The November 16th lows were the start of the current cycle to the upside which I have and still do expect to make a move to the downside, there have been several strange events like that Tuesday almost two weeks back when we saw short term accumulation come in to the market in the afternoon, we identified the IWM resistance level that was very clear and packed with stops so that was an obvious target and probably the reason for the short term accumulation, after that the QQQ had the same level form, that was hit last week.
Here the $AUD, which is not only my favorite leading indicator among currencies, but among all leading indicators, is showing a large negative divergence, this to me argues for that downside I showed in the last post of the QQQ 15 min chart, that doesn't mean in the near term we can't fill some gaps, but this $AUD negative divergence isn't something to dismiss lightly.
One other asset that may be arguing for the same is the flight to safety, Treasury signals that are giving positive divergences suggesting money is moving from risk assets like stocks and commodities in to the relative safety of treasuries, take a look at the charts for the longer dated T's / TLT...
After distribution Friday on the gap up, today's dip saw a leading positive divergence.
The next timeframe, 2 min shows a leading negative from Friday-it DID not add any new downside today and as I'll show below, this in my opinion argues for the downside of the November 16th rally / cycle while still allowing for a gap fill (thus the short term trade in SPY calls).
3 min chart shows several positive divergence since the market make a head fake move last week, there seems to be an influx of money moving to safety and away from risk.
The same is seen on the 15 min chart here, it was moving in line with price (green arrow) and now is leading positive, suggesting a much larger move in underlying trade toward the safety of Treasuries.
This would argue for a very short term move up, followed by a larger move down and that may be the transition we need to connect the positive divergence that has been under construction since mid- September.
I'll try to put it together for you on the daily SPY chart below.
At the white arrow is the November 16th lows with a hammer/support that kicked off this latest rally / cycle, the move above resistance was most pronounced in the IWM and QQQ, but we can see it here too in the SPY, I believe that break above led bulls in to entering longs and shorts in to covering, but as it is in a yellow box, I suspect it was a head fake move (failed move-manipulation) as you can see Friday when prices fell back below the resistance/support level volume picked up as bulls would be at a loss and new shorts would be entering, what better way to confound all of them than sending the market in to the gap created on Friday (our short term SPY calls should benefit from that)-this would trip up some new shorts and really leave the bulls wondering what to do, depending on where the intraday move and close ended up.
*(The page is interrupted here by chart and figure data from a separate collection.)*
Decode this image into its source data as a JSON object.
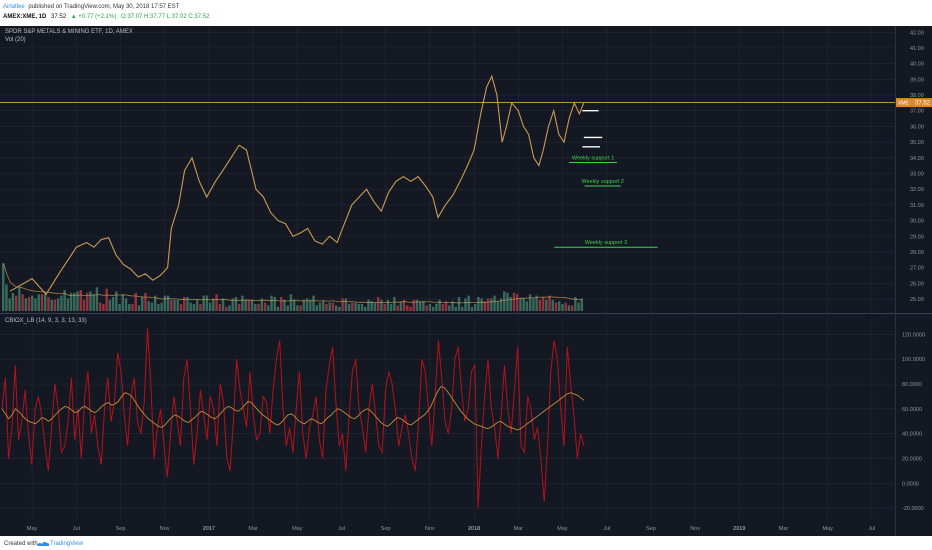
{
  "header": {
    "author": "Airlatlee",
    "published_text": "published on TradingView.com, May 30, 2018 17:57 EST",
    "ticker_line": "AMEX:XME, 1D",
    "last_value": "37.52",
    "change": "▲ +0.77 (+2.1%)",
    "ohlc": "O:37.07 H:37.77 L:37.02 C:37.52"
  },
  "footer": {
    "created_with": "Created with",
    "brand": "TradingView"
  },
  "colors": {
    "background": "#141823",
    "grid": "#232836",
    "price": "#c99a52",
    "vol_up": "#3e7a66",
    "vol_down": "#a83844",
    "osc": "#b4121b",
    "osc_signal": "#c58a3a",
    "support": "#ffffff",
    "support_label": "#3fd24b",
    "price_line": "#e0a53a"
  },
  "chart_data": [
    {
      "type": "line",
      "title": "SPDR S&P METALS & MINING ETF, 1D, AMEX",
      "legend": [
        "Vol (20)"
      ],
      "x_ticks": [
        "May",
        "Jul",
        "Sep",
        "Nov",
        "2017",
        "Mar",
        "May",
        "Jul",
        "Sep",
        "Nov",
        "2018",
        "Mar",
        "May",
        "Jul",
        "Sep",
        "Nov",
        "2019",
        "Mar",
        "May",
        "Jul"
      ],
      "y_ticks": [
        "42.00",
        "41.00",
        "40.00",
        "39.00",
        "38.00",
        "37.00",
        "36.00",
        "35.00",
        "34.00",
        "33.00",
        "32.00",
        "31.00",
        "30.00",
        "29.00",
        "28.00",
        "27.00",
        "26.00",
        "25.00"
      ],
      "ylim": [
        24.3,
        42.4
      ],
      "current_price": 37.52,
      "current_price_label": "37.52",
      "price_tag": "XME",
      "price_series": [
        [
          "2016-04-01",
          25.5
        ],
        [
          "2016-05-01",
          26.3
        ],
        [
          "2016-05-20",
          25.3
        ],
        [
          "2016-06-10",
          26.8
        ],
        [
          "2016-06-20",
          27.5
        ],
        [
          "2016-07-01",
          28.3
        ],
        [
          "2016-07-15",
          28.6
        ],
        [
          "2016-07-25",
          28.3
        ],
        [
          "2016-08-05",
          28.8
        ],
        [
          "2016-08-15",
          28.9
        ],
        [
          "2016-08-25",
          27.8
        ],
        [
          "2016-09-05",
          27.2
        ],
        [
          "2016-09-15",
          26.9
        ],
        [
          "2016-09-25",
          26.4
        ],
        [
          "2016-10-05",
          26.6
        ],
        [
          "2016-10-15",
          26.2
        ],
        [
          "2016-10-25",
          26.5
        ],
        [
          "2016-11-05",
          27.0
        ],
        [
          "2016-11-10",
          29.5
        ],
        [
          "2016-11-20",
          31.0
        ],
        [
          "2016-11-28",
          33.2
        ],
        [
          "2016-12-08",
          34.0
        ],
        [
          "2016-12-18",
          32.5
        ],
        [
          "2016-12-28",
          31.5
        ],
        [
          "2017-01-10",
          32.5
        ],
        [
          "2017-01-20",
          33.2
        ],
        [
          "2017-02-01",
          34.0
        ],
        [
          "2017-02-12",
          34.8
        ],
        [
          "2017-02-22",
          34.5
        ],
        [
          "2017-03-05",
          32.0
        ],
        [
          "2017-03-15",
          31.5
        ],
        [
          "2017-03-25",
          30.5
        ],
        [
          "2017-04-05",
          30.0
        ],
        [
          "2017-04-15",
          29.8
        ],
        [
          "2017-04-25",
          29.0
        ],
        [
          "2017-05-05",
          29.2
        ],
        [
          "2017-05-15",
          29.5
        ],
        [
          "2017-05-25",
          28.7
        ],
        [
          "2017-06-05",
          28.5
        ],
        [
          "2017-06-15",
          29.0
        ],
        [
          "2017-06-25",
          28.6
        ],
        [
          "2017-07-05",
          29.8
        ],
        [
          "2017-07-15",
          31.0
        ],
        [
          "2017-07-25",
          31.5
        ],
        [
          "2017-08-05",
          32.0
        ],
        [
          "2017-08-15",
          31.2
        ],
        [
          "2017-08-25",
          30.6
        ],
        [
          "2017-09-05",
          31.8
        ],
        [
          "2017-09-15",
          32.5
        ],
        [
          "2017-09-25",
          32.8
        ],
        [
          "2017-10-05",
          32.5
        ],
        [
          "2017-10-15",
          32.8
        ],
        [
          "2017-10-25",
          32.2
        ],
        [
          "2017-11-05",
          31.5
        ],
        [
          "2017-11-12",
          30.2
        ],
        [
          "2017-11-22",
          31.0
        ],
        [
          "2017-12-02",
          31.6
        ],
        [
          "2017-12-12",
          32.5
        ],
        [
          "2017-12-22",
          33.5
        ],
        [
          "2018-01-01",
          34.5
        ],
        [
          "2018-01-10",
          36.8
        ],
        [
          "2018-01-18",
          38.5
        ],
        [
          "2018-01-25",
          39.2
        ],
        [
          "2018-02-02",
          38.0
        ],
        [
          "2018-02-09",
          35.0
        ],
        [
          "2018-02-15",
          36.0
        ],
        [
          "2018-02-22",
          37.5
        ],
        [
          "2018-03-01",
          37.0
        ],
        [
          "2018-03-08",
          36.0
        ],
        [
          "2018-03-15",
          35.5
        ],
        [
          "2018-03-22",
          34.0
        ],
        [
          "2018-03-29",
          33.5
        ],
        [
          "2018-04-05",
          34.5
        ],
        [
          "2018-04-12",
          36.0
        ],
        [
          "2018-04-19",
          37.0
        ],
        [
          "2018-04-26",
          35.5
        ],
        [
          "2018-05-03",
          35.0
        ],
        [
          "2018-05-10",
          36.5
        ],
        [
          "2018-05-17",
          37.5
        ],
        [
          "2018-05-24",
          36.8
        ],
        [
          "2018-05-30",
          37.52
        ]
      ],
      "volume": {
        "ylim": [
          0,
          40
        ],
        "values": [
          34,
          19,
          9,
          13,
          11,
          17,
          12,
          9,
          10,
          11,
          9,
          12,
          12,
          12,
          10,
          8,
          8,
          9,
          11,
          15,
          9,
          13,
          13,
          14,
          15,
          8,
          13,
          14,
          12,
          17,
          6,
          5,
          16,
          8,
          10,
          14,
          5,
          12,
          9,
          5,
          5,
          13,
          4,
          10,
          13,
          7,
          6,
          11,
          5,
          6,
          11,
          11,
          8,
          8,
          8,
          5,
          10,
          10,
          6,
          5,
          8,
          5,
          11,
          11,
          6,
          9,
          12,
          5,
          9,
          3,
          4,
          9,
          10,
          5,
          11,
          8,
          8,
          8,
          5,
          5,
          9,
          6,
          4,
          11,
          10,
          3,
          10,
          8,
          4,
          12,
          8,
          4,
          4,
          8,
          9,
          8,
          11,
          4,
          6,
          7,
          5,
          6,
          6,
          4,
          3,
          9,
          9,
          5,
          6,
          6,
          5,
          5,
          3,
          8,
          7,
          6,
          10,
          8,
          5,
          8,
          5,
          10,
          4,
          7,
          8,
          4,
          3,
          8,
          8,
          7,
          7,
          4,
          5,
          3,
          5,
          8,
          5,
          7,
          4,
          7,
          3,
          10,
          3,
          9,
          11,
          3,
          5,
          10,
          9,
          7,
          9,
          9,
          11,
          7,
          9,
          14,
          13,
          10,
          13,
          12,
          9,
          9,
          7,
          12,
          9,
          11,
          8,
          10,
          8,
          11,
          8,
          6,
          7,
          5,
          6,
          4,
          4,
          10,
          6,
          9
        ]
      },
      "support_levels": [
        {
          "label": "",
          "value": 37.0,
          "from": "2018-05-28",
          "to": "2018-06-20"
        },
        {
          "label": "",
          "value": 35.3,
          "from": "2018-05-30",
          "to": "2018-06-25"
        },
        {
          "label": "",
          "value": 34.7,
          "from": "2018-05-28",
          "to": "2018-06-22"
        },
        {
          "label": "Weekly support 1",
          "value": 33.7,
          "from": "2018-05-10",
          "to": "2018-07-15"
        },
        {
          "label": "Weekly support 2",
          "value": 32.2,
          "from": "2018-06-01",
          "to": "2018-07-20"
        },
        {
          "label": "Weekly support 3",
          "value": 28.3,
          "from": "2018-04-20",
          "to": "2018-09-10"
        }
      ]
    },
    {
      "type": "line",
      "title": "CBIOX_LB (14, 9, 3, 3, 13, 33)",
      "y_ticks": [
        "120.0000",
        "100.0000",
        "80.0000",
        "60.0000",
        "40.0000",
        "20.0000",
        "0.0000",
        "-20.0000"
      ],
      "ylim": [
        -28,
        130
      ],
      "series": [
        {
          "name": "",
          "values": [
            60,
            85,
            20,
            45,
            95,
            35,
            50,
            75,
            40,
            15,
            60,
            70,
            55,
            30,
            10,
            45,
            80,
            60,
            25,
            30,
            50,
            85,
            35,
            60,
            20,
            70,
            90,
            40,
            55,
            30,
            15,
            60,
            85,
            50,
            65,
            105,
            90,
            55,
            30,
            70,
            85,
            50,
            40,
            65,
            125,
            80,
            20,
            45,
            60,
            30,
            5,
            40,
            70,
            50,
            30,
            85,
            100,
            60,
            15,
            40,
            75,
            55,
            35,
            70,
            60,
            30,
            80,
            65,
            20,
            10,
            50,
            100,
            75,
            60,
            45,
            90,
            55,
            35,
            40,
            70,
            65,
            40,
            75,
            100,
            115,
            60,
            30,
            45,
            25,
            60,
            90,
            40,
            20,
            45,
            55,
            70,
            35,
            20,
            75,
            95,
            110,
            65,
            30,
            40,
            10,
            55,
            90,
            100,
            60,
            45,
            25,
            60,
            80,
            55,
            30,
            25,
            75,
            90,
            80,
            60,
            30,
            45,
            55,
            40,
            20,
            10,
            50,
            100,
            90,
            60,
            30,
            70,
            115,
            85,
            50,
            40,
            60,
            100,
            110,
            75,
            50,
            60,
            90,
            95,
            -20,
            30,
            70,
            100,
            60,
            45,
            20,
            55,
            95,
            60,
            40,
            75,
            110,
            30,
            25,
            70,
            60,
            35,
            45,
            20,
            -15,
            30,
            90,
            115,
            100,
            60,
            30,
            110,
            80,
            55,
            20,
            40,
            30
          ]
        },
        {
          "name": "",
          "values": [
            60,
            56,
            52,
            55,
            60,
            58,
            55,
            52,
            50,
            49,
            48,
            50,
            53,
            52,
            50,
            52,
            55,
            58,
            60,
            62,
            61,
            59,
            57,
            58,
            61,
            62,
            60,
            58,
            57,
            59,
            62,
            64,
            65,
            63,
            64,
            66,
            70,
            73,
            72,
            70,
            66,
            62,
            58,
            55,
            52,
            50,
            48,
            46,
            45,
            47,
            50,
            53,
            55,
            54,
            52,
            50,
            49,
            51,
            53,
            56,
            58,
            57,
            55,
            53,
            52,
            54,
            57,
            60,
            62,
            61,
            59,
            58,
            60,
            63,
            66,
            65,
            62,
            59,
            56,
            54,
            52,
            50,
            48,
            47,
            49,
            52,
            55,
            56,
            54,
            51,
            49,
            48,
            50,
            52,
            51,
            49,
            48,
            50,
            53,
            55,
            58,
            60,
            59,
            57,
            55,
            53,
            52,
            54,
            57,
            59,
            60,
            58,
            55,
            52,
            49,
            47,
            46,
            48,
            51,
            53,
            52,
            50,
            48,
            47,
            49,
            51,
            53,
            55,
            58,
            62,
            68,
            74,
            78,
            77,
            74,
            70,
            66,
            62,
            58,
            55,
            52,
            50,
            48,
            47,
            46,
            45,
            44,
            45,
            47,
            49,
            50,
            48,
            46,
            45,
            44,
            43,
            44,
            46,
            48,
            50,
            52,
            54,
            56,
            58,
            60,
            62,
            64,
            66,
            68,
            70,
            72,
            73,
            72,
            71,
            69,
            67
          ]
        }
      ]
    }
  ]
}
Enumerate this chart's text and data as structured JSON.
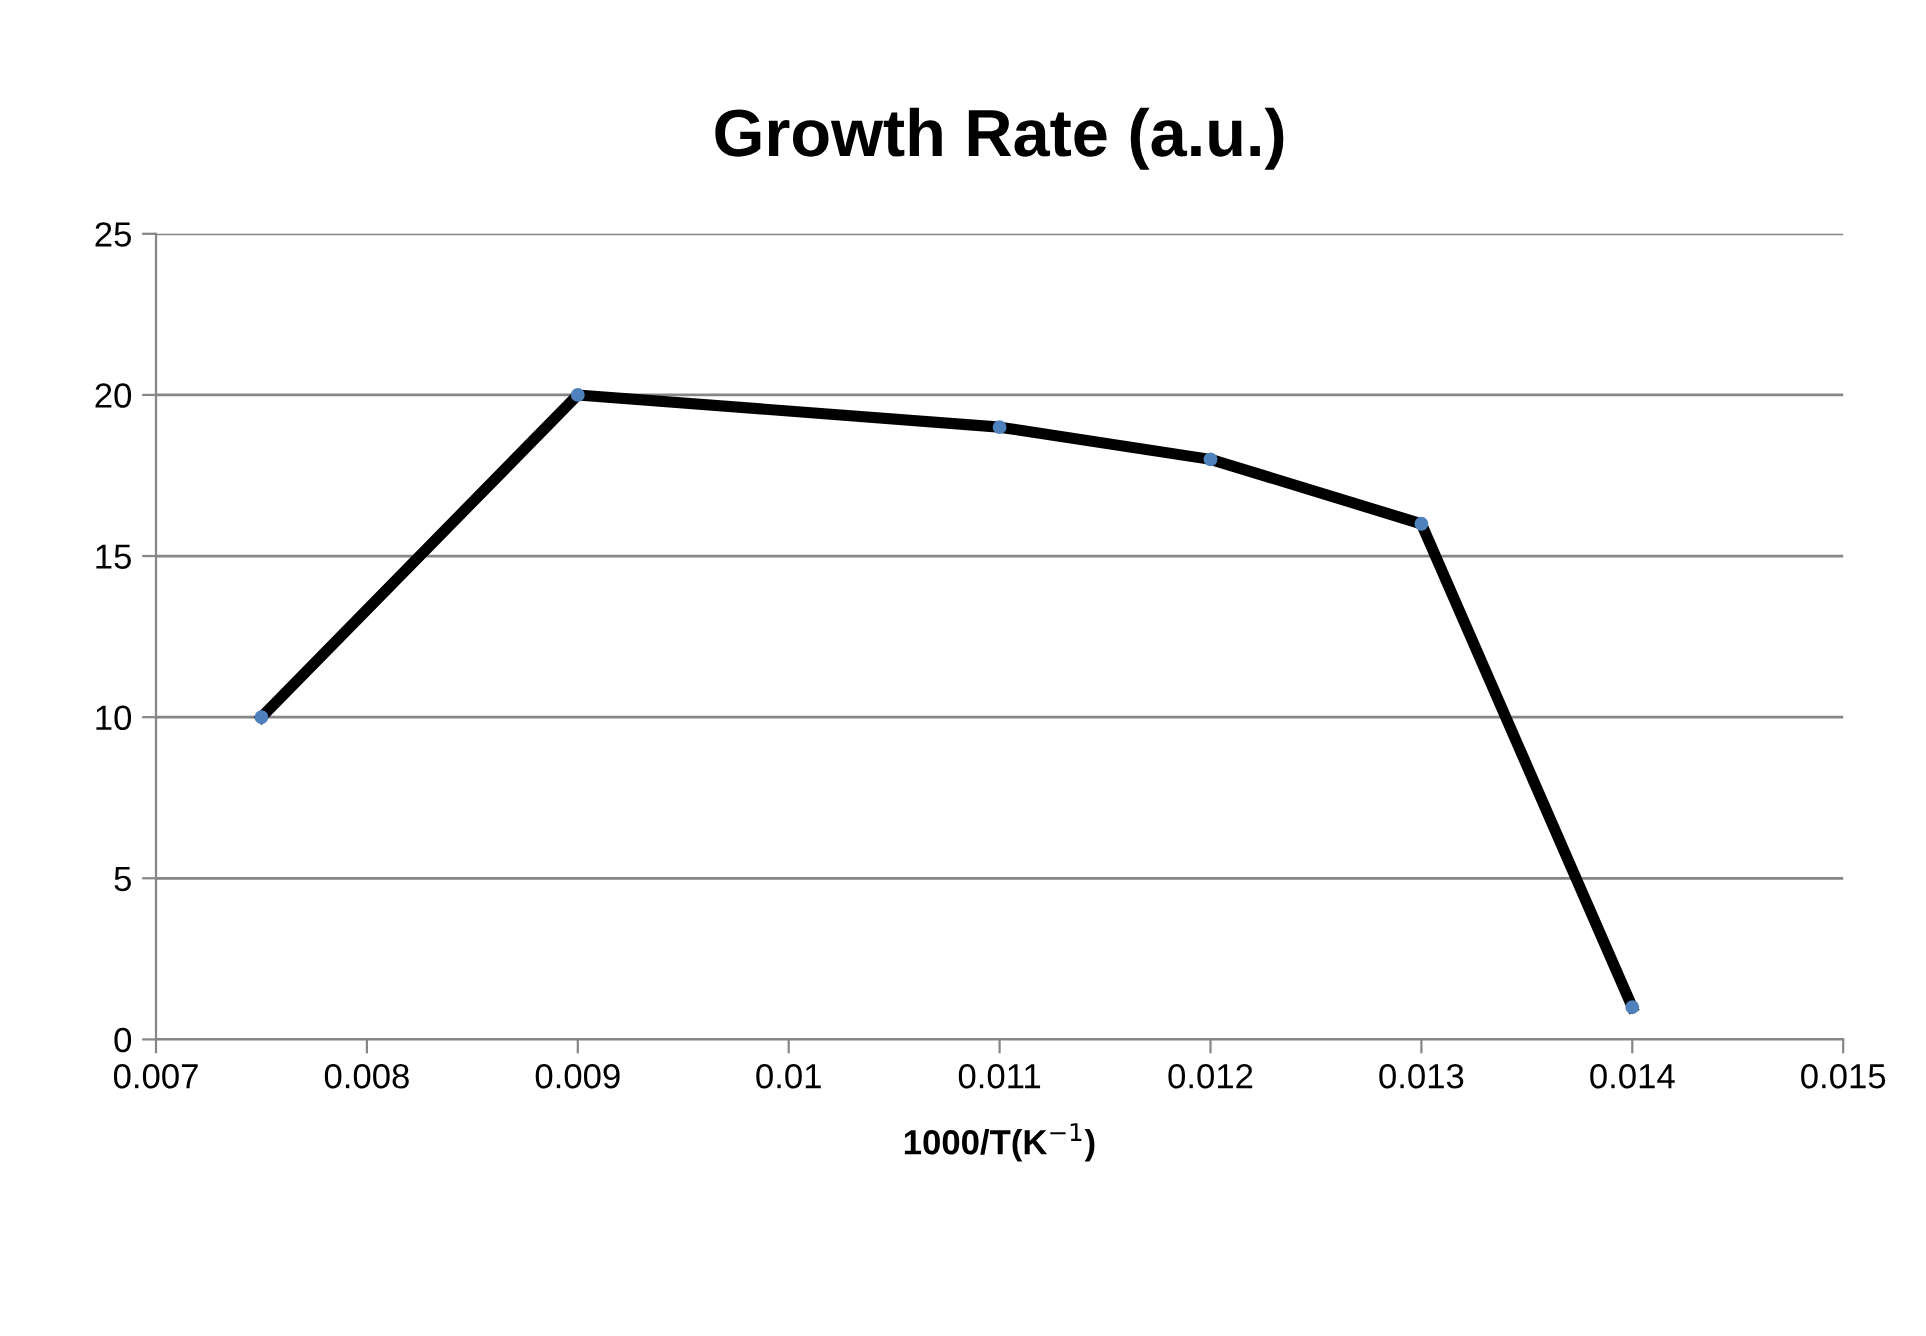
{
  "chart_data": {
    "type": "line",
    "title": "Growth Rate (a.u.)",
    "xlabel": "1000/T(K$^{−1}$)",
    "x": [
      0.0075,
      0.009,
      0.011,
      0.012,
      0.013,
      0.014
    ],
    "series": [
      {
        "color": "#000000",
        "values": [
          10,
          20,
          19,
          18,
          16,
          1
        ]
      }
    ],
    "xlim": [
      0.007,
      0.015
    ],
    "xticks": [
      0.007,
      0.008,
      0.009,
      0.01,
      0.011,
      0.012,
      0.013,
      0.014,
      0.015
    ],
    "ylim": [
      0,
      25
    ],
    "yticks": [
      0,
      5,
      10,
      15,
      20,
      25
    ],
    "grid": "y",
    "marker": "circle",
    "line_style": "solid"
  }
}
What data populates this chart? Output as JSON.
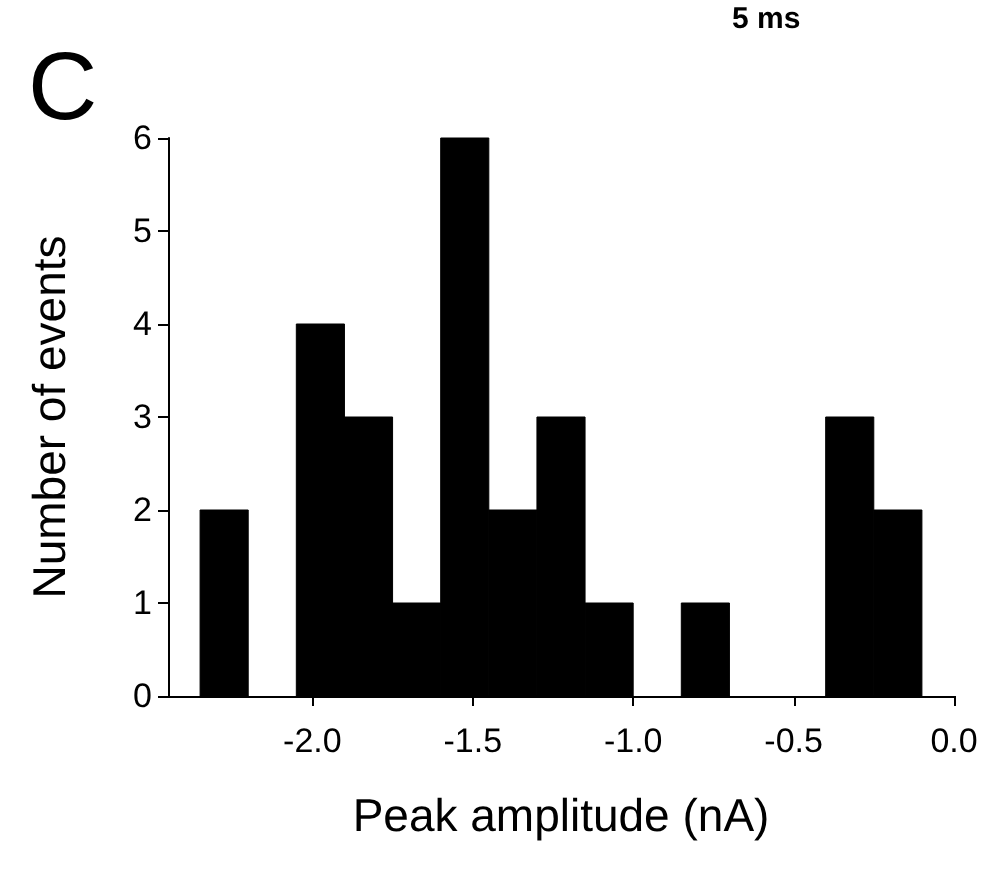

Today's small Doji in the middle of Friday's body is also a Harami reversal candle-this would be an upside reversal (remember there's no way to tell how long, it could be a day or a week as far as the candlesticks are concerned, they don't give that information). Again, this works well with a SPY Call trade.
I envision from what I see above a move in to the gap and the leading indicators pulling the market down, finally completing the cycle started Nov. 16th.
Copper would seem to agree with the above assessment...
SPY vs. Copper (red), while the negative divergence in copper argues for the completion of the cycle with a downside move, very short term the gap in yellow wouldn't be unreasonable to hit, in fact it would even push a bit past that gap as the market almost ALWAYS acts like a pendulum, swinging much further one way and then over-correcting and swinging too far in the opposite direction.
The one lesson I have to learn over and over is never to assume the market is going to mov to a reasonable level in a reasonable amount of time, you need to nearly double your price estimate and time to do so.
The Euro today did gap up above the SPX on some strength from earlier, but during market hours that faded, note though how the SPX stayed in a flat position and didn't follow the arbitrage trade down.
So that's it for now, I think for what signals there were today, we may have got off a decent trade, we'll pick this back up Wednesday and in to the Final Window Dressing date of Thursday (because of the Trade + 3 "T+3" settlement rule), of course that just effects window dressing, not year end gains and tax selling, setting up new positions for the new year after the T+3 day, etc.
Everyone have a fantastic Holiday and I'll see you very soon.